X_train = train.drop('Great', axis = 1)
y_train = train['Great']

X_train.shape, y_train.shape

((298, 15), (298,))

In [17]:
encoder = OrdinalEncoder()
imputer = SimpleImputer()

pipe = [encoder, imputer]


model_1_params = {'fit_intercept' : True,
                   'random_state' : 42,
                         'n_jobs' : -1}

model_1 = LogisticRegression(**model_1_params)

In [18]:
def pre_proc(df, stage, pipe):
    '''
    df    : Pandas DataFrame of the training, validation,
            or test data.

    stage : One of two stages of pre-processing data.
            Valid values are 'train' or 'test' and value
            passed must be a string.

    pipe  : List of transformers to be used within
            this function at each stage of processing.


    This function is written specifically for the burrito
    dataset and assumes the 'Date' column has been dropped,
    whether or not the date information is transferred to
    columns in numeric format.

    Returned Values

    X       :   Matrix of processed features ready for the model.
    
    y       :   Target vector ready for the model.

    pipe    :   List of trained transformer objects.
    '''

# Get the current stage for proper routing.
    if stage == 'train':
        # Create feature matrix and target vector
        X = df.drop('Great', axis = 1)
        y = df['Great']

        # Encode the 'Burrito' column using OrdinalEncoder
        X['Burrito'] = pipe[0].fit_transform(X['Burrito'].values.reshape(-1,1))

        # Impute missing values with SimpleImputer
        X = pipe[1].fit_transform(X)

    elif stage == 'test':
        # Create feature matrix and target vector
        X = df.drop('Great', axis = 1)
        y = df['Great']

        # Encode the 'Burrito' column using OrdinalEncoder
        X['Burrito'] = pipe[0].transform(X['Burrito'].values.reshape(-1,1))

        # Impute missing values with SimpleImputer
        X = pipe[1].fit_transform(X)

    print(stage,'\n\n')
    
    return X, y, pipe

In [19]:
def scoring(X, y, model):
    '''
        X : Feature matrix as a datatype valid for both the model and 
              sklearn's cross_val_score.

        y : Target vector as a datatype valid for both the model and 
              sklearn's cross_val_score.

    model : Trained LogisticRegression model from sklearn.

    This function takes the feature matrix and target vector for scoring
    using the built-in accuracy scorer in the LogisticRegression
    model and by using cross_val_score from sklearn.metrics.

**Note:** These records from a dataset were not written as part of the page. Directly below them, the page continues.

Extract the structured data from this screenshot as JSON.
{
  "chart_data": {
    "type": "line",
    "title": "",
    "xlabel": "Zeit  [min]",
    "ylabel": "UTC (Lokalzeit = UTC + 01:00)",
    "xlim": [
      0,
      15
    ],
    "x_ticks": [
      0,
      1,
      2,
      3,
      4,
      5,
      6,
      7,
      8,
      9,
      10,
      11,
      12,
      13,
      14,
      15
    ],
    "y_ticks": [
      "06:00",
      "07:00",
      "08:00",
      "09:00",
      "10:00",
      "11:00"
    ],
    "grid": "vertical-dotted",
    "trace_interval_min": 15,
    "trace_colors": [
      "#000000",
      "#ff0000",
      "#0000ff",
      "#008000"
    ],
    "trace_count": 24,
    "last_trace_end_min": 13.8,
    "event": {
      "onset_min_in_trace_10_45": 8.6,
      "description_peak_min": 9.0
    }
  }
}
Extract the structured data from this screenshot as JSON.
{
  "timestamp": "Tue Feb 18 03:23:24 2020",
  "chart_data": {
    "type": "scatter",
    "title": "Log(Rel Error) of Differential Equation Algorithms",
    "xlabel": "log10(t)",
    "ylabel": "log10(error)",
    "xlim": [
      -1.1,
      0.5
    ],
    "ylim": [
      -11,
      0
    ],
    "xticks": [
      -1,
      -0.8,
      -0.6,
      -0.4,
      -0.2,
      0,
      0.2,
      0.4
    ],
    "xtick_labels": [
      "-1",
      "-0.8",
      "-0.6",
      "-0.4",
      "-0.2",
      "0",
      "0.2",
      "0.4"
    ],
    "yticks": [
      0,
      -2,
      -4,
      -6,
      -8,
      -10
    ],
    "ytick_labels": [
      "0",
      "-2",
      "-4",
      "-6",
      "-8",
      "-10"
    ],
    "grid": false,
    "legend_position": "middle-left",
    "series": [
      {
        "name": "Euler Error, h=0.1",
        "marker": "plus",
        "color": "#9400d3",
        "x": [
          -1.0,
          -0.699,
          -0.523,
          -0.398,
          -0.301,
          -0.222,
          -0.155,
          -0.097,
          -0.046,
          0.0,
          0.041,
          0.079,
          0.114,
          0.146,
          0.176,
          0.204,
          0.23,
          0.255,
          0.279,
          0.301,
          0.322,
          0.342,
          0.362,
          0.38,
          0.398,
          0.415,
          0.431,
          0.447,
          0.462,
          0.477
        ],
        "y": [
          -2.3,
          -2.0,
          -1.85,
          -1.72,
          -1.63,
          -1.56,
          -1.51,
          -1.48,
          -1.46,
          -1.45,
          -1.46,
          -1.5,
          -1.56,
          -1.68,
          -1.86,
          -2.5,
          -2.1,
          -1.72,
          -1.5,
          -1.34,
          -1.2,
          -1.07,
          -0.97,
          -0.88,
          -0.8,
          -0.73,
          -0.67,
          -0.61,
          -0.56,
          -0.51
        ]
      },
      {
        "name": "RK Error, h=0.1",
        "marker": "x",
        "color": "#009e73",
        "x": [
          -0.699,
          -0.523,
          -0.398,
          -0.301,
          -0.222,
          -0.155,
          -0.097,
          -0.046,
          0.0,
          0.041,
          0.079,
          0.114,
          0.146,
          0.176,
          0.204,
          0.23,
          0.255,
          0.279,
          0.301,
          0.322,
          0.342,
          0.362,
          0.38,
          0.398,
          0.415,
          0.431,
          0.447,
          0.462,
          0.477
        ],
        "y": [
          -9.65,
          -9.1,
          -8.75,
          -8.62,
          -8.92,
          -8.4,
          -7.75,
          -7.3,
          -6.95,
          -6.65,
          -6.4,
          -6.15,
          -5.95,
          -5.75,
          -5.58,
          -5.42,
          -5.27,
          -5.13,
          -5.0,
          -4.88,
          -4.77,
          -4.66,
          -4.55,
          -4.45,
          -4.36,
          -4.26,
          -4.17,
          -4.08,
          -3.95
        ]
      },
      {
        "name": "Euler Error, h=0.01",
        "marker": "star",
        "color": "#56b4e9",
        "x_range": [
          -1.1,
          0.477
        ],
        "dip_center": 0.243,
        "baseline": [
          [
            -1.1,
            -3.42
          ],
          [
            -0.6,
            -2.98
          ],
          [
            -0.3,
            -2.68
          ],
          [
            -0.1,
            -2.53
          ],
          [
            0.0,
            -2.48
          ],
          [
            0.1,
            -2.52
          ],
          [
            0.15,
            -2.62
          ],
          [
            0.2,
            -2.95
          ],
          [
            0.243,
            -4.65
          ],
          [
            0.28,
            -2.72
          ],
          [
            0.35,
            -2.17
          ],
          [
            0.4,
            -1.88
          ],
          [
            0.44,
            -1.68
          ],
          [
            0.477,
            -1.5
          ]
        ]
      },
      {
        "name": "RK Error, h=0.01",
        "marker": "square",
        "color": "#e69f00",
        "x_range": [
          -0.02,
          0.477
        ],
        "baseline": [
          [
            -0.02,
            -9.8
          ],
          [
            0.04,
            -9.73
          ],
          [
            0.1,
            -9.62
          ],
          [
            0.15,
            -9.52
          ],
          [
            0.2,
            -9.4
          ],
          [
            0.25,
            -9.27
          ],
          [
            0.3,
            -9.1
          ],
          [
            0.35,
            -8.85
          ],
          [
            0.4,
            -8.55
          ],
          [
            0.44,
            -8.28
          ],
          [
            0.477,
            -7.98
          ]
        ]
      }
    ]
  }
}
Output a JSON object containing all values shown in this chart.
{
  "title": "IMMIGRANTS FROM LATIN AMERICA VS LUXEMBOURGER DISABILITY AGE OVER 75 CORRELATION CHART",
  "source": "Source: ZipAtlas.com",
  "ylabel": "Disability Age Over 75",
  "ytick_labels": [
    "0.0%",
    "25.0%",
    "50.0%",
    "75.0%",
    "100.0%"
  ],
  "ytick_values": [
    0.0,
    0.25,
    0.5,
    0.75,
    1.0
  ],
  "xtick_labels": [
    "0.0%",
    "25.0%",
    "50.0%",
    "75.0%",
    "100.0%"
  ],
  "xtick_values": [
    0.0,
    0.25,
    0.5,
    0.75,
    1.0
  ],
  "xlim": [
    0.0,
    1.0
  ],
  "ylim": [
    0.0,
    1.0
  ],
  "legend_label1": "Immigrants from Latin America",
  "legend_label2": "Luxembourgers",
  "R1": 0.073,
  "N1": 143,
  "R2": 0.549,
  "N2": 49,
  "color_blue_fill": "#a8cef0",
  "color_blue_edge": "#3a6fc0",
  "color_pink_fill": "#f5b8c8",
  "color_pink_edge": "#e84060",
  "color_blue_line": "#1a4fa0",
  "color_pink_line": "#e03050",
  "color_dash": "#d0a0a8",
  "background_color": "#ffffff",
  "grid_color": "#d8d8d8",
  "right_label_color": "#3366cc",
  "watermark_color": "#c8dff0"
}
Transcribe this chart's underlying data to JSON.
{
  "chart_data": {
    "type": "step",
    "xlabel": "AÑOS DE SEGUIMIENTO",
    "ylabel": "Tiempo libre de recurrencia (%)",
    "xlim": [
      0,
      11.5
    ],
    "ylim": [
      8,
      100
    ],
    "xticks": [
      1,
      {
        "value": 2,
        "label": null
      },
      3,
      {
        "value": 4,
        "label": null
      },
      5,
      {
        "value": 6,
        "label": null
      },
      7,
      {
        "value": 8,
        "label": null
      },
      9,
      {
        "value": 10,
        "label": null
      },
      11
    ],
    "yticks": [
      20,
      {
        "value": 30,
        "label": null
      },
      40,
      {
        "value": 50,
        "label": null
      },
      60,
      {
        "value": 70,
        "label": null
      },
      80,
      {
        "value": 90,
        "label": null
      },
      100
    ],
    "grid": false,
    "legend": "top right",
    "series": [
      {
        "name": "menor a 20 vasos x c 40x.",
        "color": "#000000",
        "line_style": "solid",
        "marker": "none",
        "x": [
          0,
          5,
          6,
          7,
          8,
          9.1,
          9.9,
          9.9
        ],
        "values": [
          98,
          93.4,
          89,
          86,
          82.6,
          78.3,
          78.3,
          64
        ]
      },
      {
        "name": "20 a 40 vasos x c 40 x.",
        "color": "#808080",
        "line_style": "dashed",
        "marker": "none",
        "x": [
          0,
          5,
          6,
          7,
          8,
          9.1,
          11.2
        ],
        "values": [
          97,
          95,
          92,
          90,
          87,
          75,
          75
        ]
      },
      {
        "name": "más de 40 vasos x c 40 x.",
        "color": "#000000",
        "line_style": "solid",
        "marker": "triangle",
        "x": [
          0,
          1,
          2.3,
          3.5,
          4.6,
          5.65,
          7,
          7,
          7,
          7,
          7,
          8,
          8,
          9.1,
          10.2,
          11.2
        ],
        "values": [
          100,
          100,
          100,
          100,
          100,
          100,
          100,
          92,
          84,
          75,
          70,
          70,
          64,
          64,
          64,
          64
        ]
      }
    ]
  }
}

It then 
    prints those values to the output but does not return anything.
    '''
    print('Accuracy Score: ', model.score(X, y))
    print('Cross Val Score: ', cross_val_score(model, X, y).mean())

In [20]:
# Get training feature matrix and target vector
X_train, y_train, pipe = pre_proc(train, 'train', pipe)

train 




In [21]:
# Train the model
model_1.fit(X_train, y_train)

LogisticRegression(C=1.0, class_weight=None, dual=False, fit_intercept=True,
                   intercept_scaling=1, l1_ratio=None, max_iter=100,
                   multi_class='auto', n_jobs=-1, penalty='l2', random_state=42,
                   solver='lbfgs', tol=0.0001, verbose=0, warm_start=False)

In [22]:
# Get the training scores for the training data
scoring(X_train, y_train, model_1)

Accuracy Score:  0.889261744966443
Cross Val Score:  0.8692090395480225


In [23]:
# Get validation feature matrix and target vector
X_val, y_val, pipe = pre_proc(validate, 'test', pipe)

test 




In [24]:
# Predict values on the validation data
y_pred_1_val = model_1.predict(X_val)

In [25]:
# Get the scores for the model on the validation data
scoring(X_val, y_val, model_1)

Accuracy Score:  0.8352941176470589
Cross Val Score:  0.7647058823529411


In [26]:
# Get the test feature matrix and target vector
X_test, y_test, pipe = pre_proc(test, 'test', pipe)

test 




In [27]:
# Make predictions using the test data
y_pred_1_test = model_1.predict(X_test)

In [28]:
# Score the model on the testing data
scoring(X_test, y_test, model_1)

Accuracy Score:  0.7631578947368421
Cross Val Score:  0.7642857142857142